Face aux retards et manquements constatés dans l’exercice de la déclaration de situation patrimoniale des dirigeants publics, Action pour les droits humains et l’amitié (Adha) monte au créneau. L’organisation de la Société civile exige de l’Ofnac une application rigoureuse de la loi n°2014-17, rappelant que la transparence et la redevabilité ne sont pas négociables dans une démocratie.

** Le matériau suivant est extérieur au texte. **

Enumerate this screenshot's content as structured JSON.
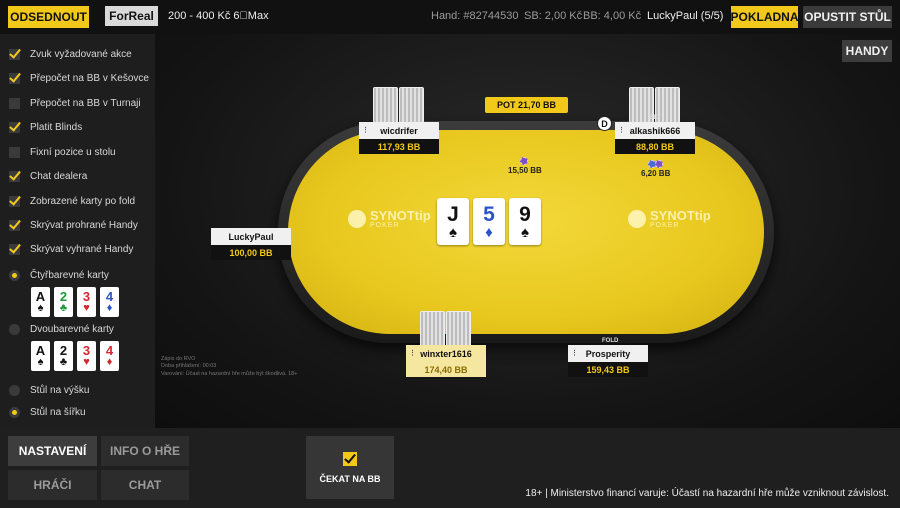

Dans un communiqué de presse publié ce mercredi 24 juin 2026 à Dakar, Action pour les droits humains et l’amitié (Adha), présidée par M. Adama Mbengue, a tenu à rappeler le caractère strictement obligatoire de la déclaration de patrimoine. Régie par la loi n°2014-17 du 02 avril 2014, cette démarche impose aux agents publics assujettis de déclarer l’intégralité de leurs biens auprès de l’Office national de lutte contre la fraude et la corruption (Ofnac). Cette formalité doit obligatoirement intervenir dans un délai de trois mois à compter de leur entrée en fonction, ainsi qu’au moment de leur sortie. Pour l’Ong, ce mécanisme ne relève pas du bonus, mais constitue une exigence fondamentale pour garantir la transparence, la bonne gouvernance et la redevabilité envers le Peuple.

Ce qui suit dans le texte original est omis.